1) I would recommend avoiding environmental variables as much as possible.
Pros of environmental variables
- easy to use because they're visible from anywhere. If lots of independent programs need a piece of information, this approach is a whole lot more convenient.
Cons of environmental variables
- hard to use correctly because they're visible (delete-able, set-able) from anywhere. If I install a new program that relies on environmental variables, are they going to stomp on my existing ones?
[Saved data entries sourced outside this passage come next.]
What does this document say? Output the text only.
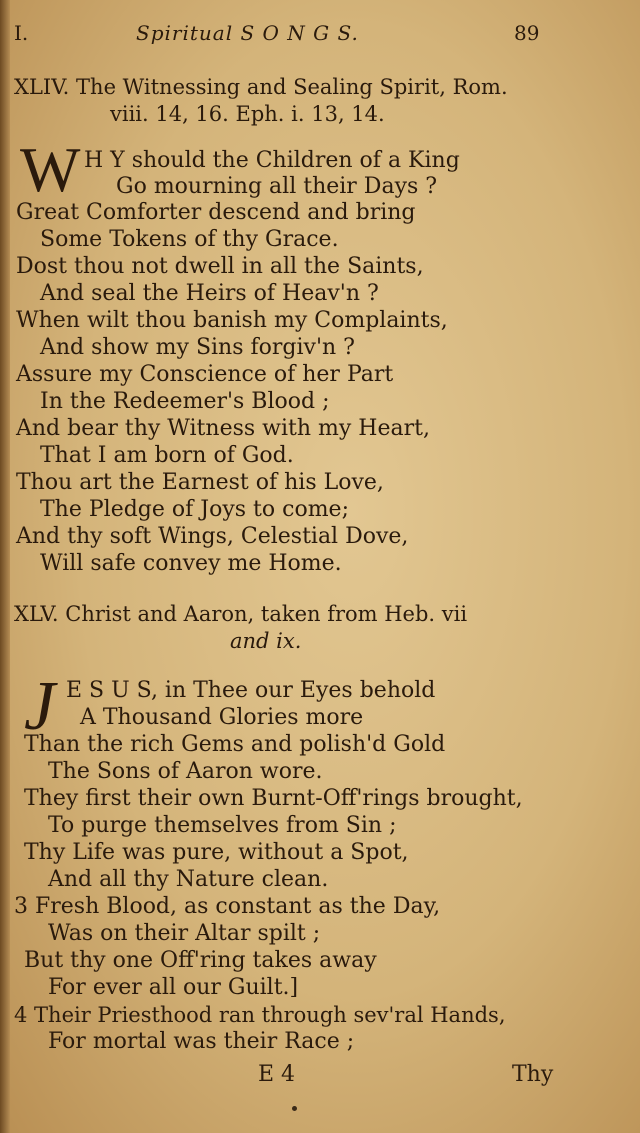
I.	Spiritual S O N G S.	89
XLIV. The Witnessing and Sealing Spirit, Rom.
viii. 14, 16. Eph. i. 13, 14.
W H Y should the Children of a King
Go mourning all their Days ?
Great Comforter descend and bring
Some Tokens of thy Grace.
Dost thou not dwell in all the Saints,
And seal the Heirs of Heav'n ?
When wilt thou banish my Complaints,
And show my Sins forgiv'n ?
Assure my Conscience of her Part
In the Redeemer's Blood ;
And bear thy Witness with my Heart,
That I am born of God.
Thou art the Earnest of his Love,
The Pledge of Joys to come;
And thy soft Wings, Celestial Dove,
Will safe convey me Home.
XLV. Christ and Aaron, taken from Heb. vii
and ix.
J E S U S, in Thee our Eyes behold
A Thousand Glories more
Than the rich Gems and polish'd Gold
The Sons of Aaron wore.
They first their own Burnt-Off'rings brought,
To purge themselves from Sin ;
Thy Life was pure, without a Spot,
And all thy Nature clean.
3 Fresh Blood, as constant as the Day,
Was on their Altar spilt ;
But thy one Off'ring takes away
For ever all our Guilt.]
4 Their Priesthood ran through sev'ral Hands,
For mortal was their Race ;
E 4	Thy
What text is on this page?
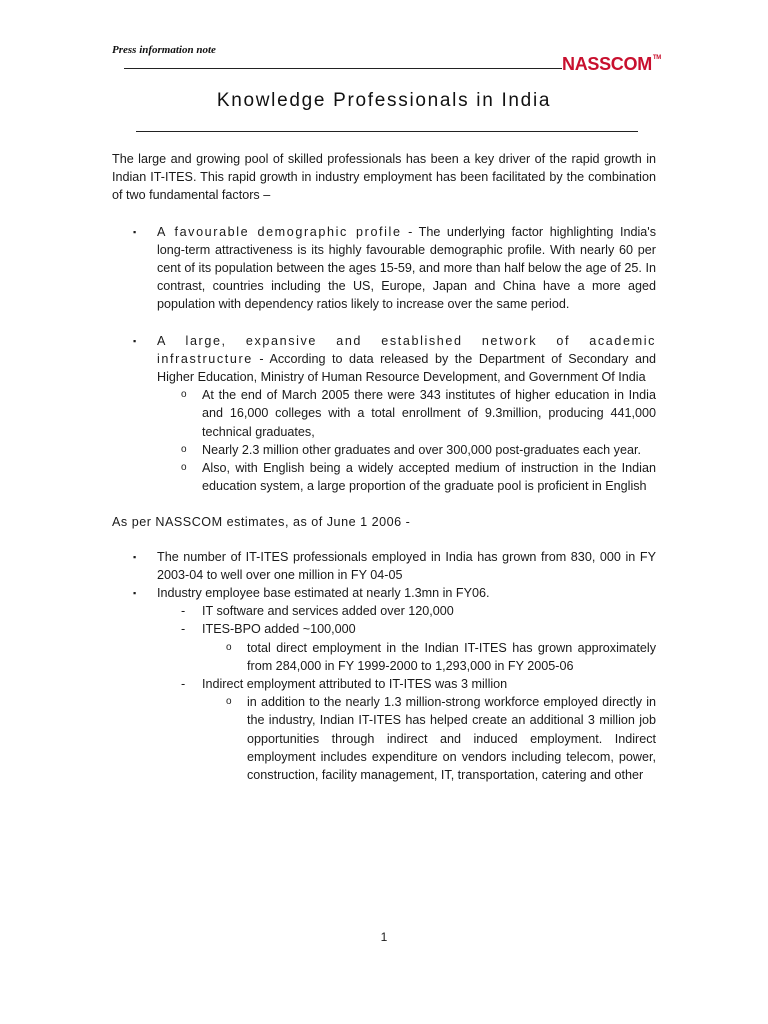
Press information note
NASSCOM™
Knowledge Professionals in India

The large and growing pool of skilled professionals has been a key driver of the rapid growth in Indian IT-ITES. This rapid growth in industry employment has been facilitated by the combination of two fundamental factors –

▪ A favourable demographic profile - The underlying factor highlighting India's long-term attractiveness is its highly favourable demographic profile. With nearly 60 per cent of its population between the ages 15-59, and more than half below the age of 25. In contrast, countries including the US, Europe, Japan and China have a more aged population with dependency ratios likely to increase over the same period.
▪ A large, expansive and established network of academic infrastructure - According to data released by the Department of Secondary and Higher Education, Ministry of Human Resource Development, and Government Of India
o At the end of March 2005 there were 343 institutes of higher education in India and 16,000 colleges with a total enrollment of 9.3million, producing 441,000 technical graduates,
o Nearly 2.3 million other graduates and over 300,000 post-graduates each year.
o Also, with English being a widely accepted medium of instruction in the Indian education system, a large proportion of the graduate pool is proficient in English

As per NASSCOM estimates, as of June 1 2006 -

▪ The number of IT-ITES professionals employed in India has grown from 830, 000 in FY 2003-04 to well over one million in FY 04-05
▪ Industry employee base estimated at nearly 1.3mn in FY06.
- IT software and services added over 120,000
- ITES-BPO added ~100,000
o total direct employment in the Indian IT-ITES has grown approximately from 284,000 in FY 1999-2000 to 1,293,000 in FY 2005-06
- Indirect employment attributed to IT-ITES was 3 million
o in addition to the nearly 1.3 million-strong workforce employed directly in the industry, Indian IT-ITES has helped create an additional 3 million job opportunities through indirect and induced employment. Indirect employment includes expenditure on vendors including telecom, power, construction, facility management, IT, transportation, catering and other
1
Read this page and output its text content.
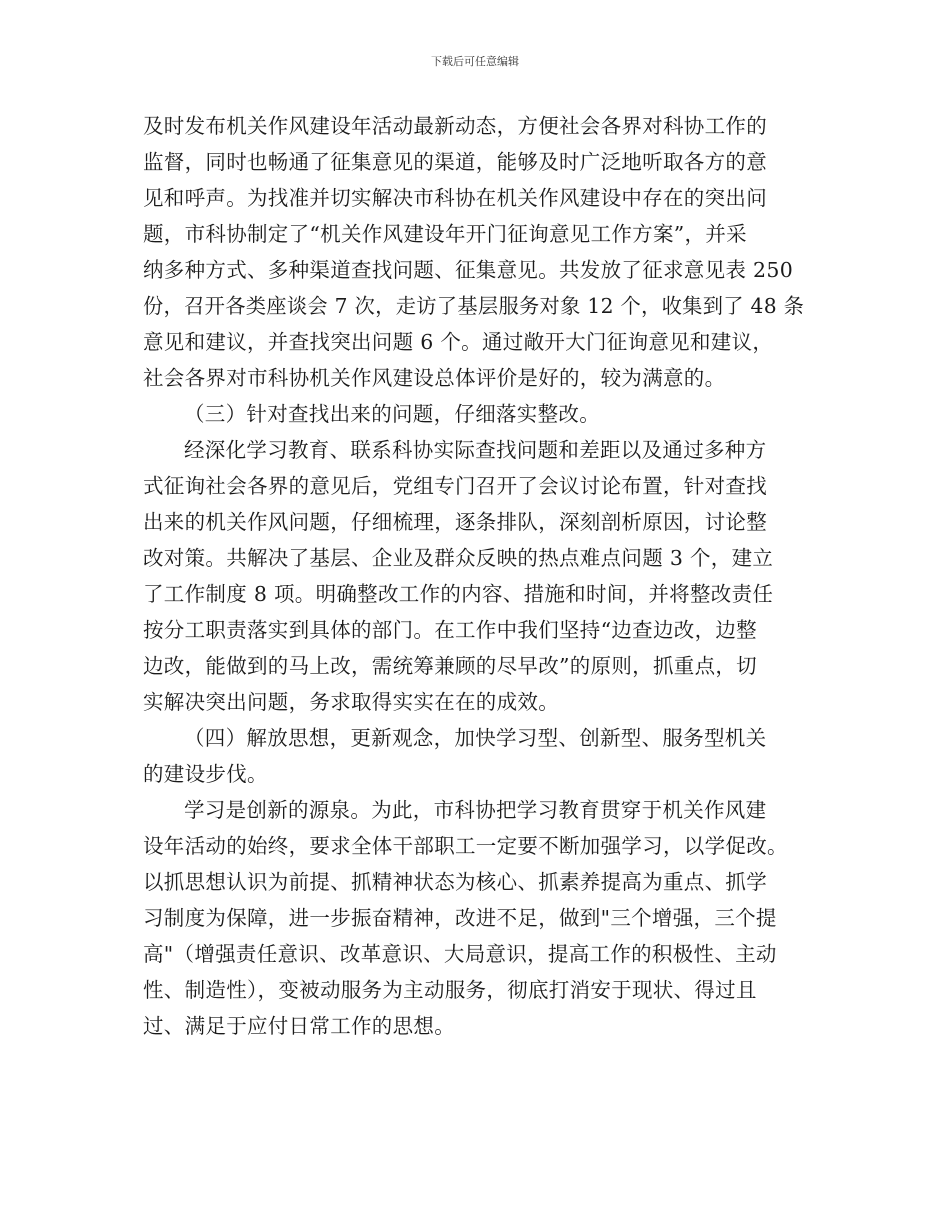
下载后可任意编辑
及时发布机关作风建设年活动最新动态，方便社会各界对科协工作的
监督，同时也畅通了征集意见的渠道，能够及时广泛地听取各方的意
见和呼声。为找准并切实解决市科协在机关作风建设中存在的突出问
题，市科协制定了“机关作风建设年开门征询意见工作方案”，并采
纳多种方式、多种渠道查找问题、征集意见。共发放了征求意见表 250
份，召开各类座谈会 7 次，走访了基层服务对象 12 个，收集到了 48 条
意见和建议，并查找突出问题 6 个。通过敞开大门征询意见和建议，
社会各界对市科协机关作风建设总体评价是好的，较为满意的。
（三）针对查找出来的问题，仔细落实整改。
经深化学习教育、联系科协实际查找问题和差距以及通过多种方
式征询社会各界的意见后，党组专门召开了会议讨论布置，针对查找
出来的机关作风问题，仔细梳理，逐条排队，深刻剖析原因，讨论整
改对策。共解决了基层、企业及群众反映的热点难点问题 3 个，建立
了工作制度 8 项。明确整改工作的内容、措施和时间，并将整改责任
按分工职责落实到具体的部门。在工作中我们坚持“边查边改，边整
边改，能做到的马上改，需统筹兼顾的尽早改”的原则，抓重点，切
实解决突出问题，务求取得实实在在的成效。
（四）解放思想，更新观念，加快学习型、创新型、服务型机关
的建设步伐。
学习是创新的源泉。为此，市科协把学习教育贯穿于机关作风建
设年活动的始终，要求全体干部职工一定要不断加强学习，以学促改。
以抓思想认识为前提、抓精神状态为核心、抓素养提高为重点、抓学
习制度为保障，进一步振奋精神，改进不足，做到"三个增强，三个提
高"（增强责任意识、改革意识、大局意识，提高工作的积极性、主动
性、制造性），变被动服务为主动服务，彻底打消安于现状、得过且
过、满足于应付日常工作的思想。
Did I inadvertently screw up my environmental variables when I was monkeying around yesterday?
- use command-line arguments for those arguments which are most likely to be different for each individual invocation of the program (i.e. n for a program which calculates n!)
- use config files for arguments which a user might reasonably want to change, but not very often (i.e. display size when the window pops up)
- use environmental variables sparingly -- preferably only for arguments which are expected not to change (i.e. the location of the Python interpreter)
- your point
They are global and accessible from anywhere, which is less elegant from architectural point of view, but limits the amount of code reminds me of justifications for the use of global variables ;)
My scars from experiencing first-hand the horrors of environmental variable overuse
- two programs we need at work, which can't run on the same computer at the same time due to environmental clashes
- multiple versions of programs with the same name but different bugs -- brought an entire workshop to its knees for hours because the location of the program was pulled from the environment, and was (silently, subtly) wrong.
If I were pushing the limits of either what the command line can hold, or what the environment can handle, I would refactor immediately.
I've used JSON in the past for a command-line application which needed a lot of parameters. It was very convenient to be able to use dictionaries and lists, along with strings and numbers. The application only took a couple of command line args, one of which was the location of the JSON file.
Advantages of this approach
- didn't have to write a lot of (painful) code to interact with a CLI library -- it can be a pain to get many of the common libraries to enforce complicated constraints (by 'complicated' I mean more complex than checking for a specific key or alternation between a set of keys)
- don't have to worry about the CLI libraries requirements for order of arguments -- just use a JSON object!
- easy to represent complicated data (answering
What won't fit into command line parameters?) such as lists
- easy to use the data from other applications -- both to create and to parse programmatically
- easy to accommodate future extensions
Note: I want to distinguish this from the .config-file approach -- this is not for storing user configuration. Maybe I should call this the 'command-line parameter-file' approach, because I use it for a program that needs lots of values that don't fit well on the command line.
3) Solution portability: I don't know a whole lot about the differences between Mac, PC, and Linux with regard to environmental variables and command line arguments, but I can tell you:
- all three have support for environmental variables
- they all support command line arguments
Yes, I know -- it wasn't very helpful. I'm sorry. But the key point is that you can expect a reasonable solution to be portable, although you would definitely want to verify this for your programs (for example, are command line args case sensitive on any platforms? on all platforms? I don't know).
One last point:
As Tomasz mentioned, it shouldn't matter to most of the application where the parameters came from.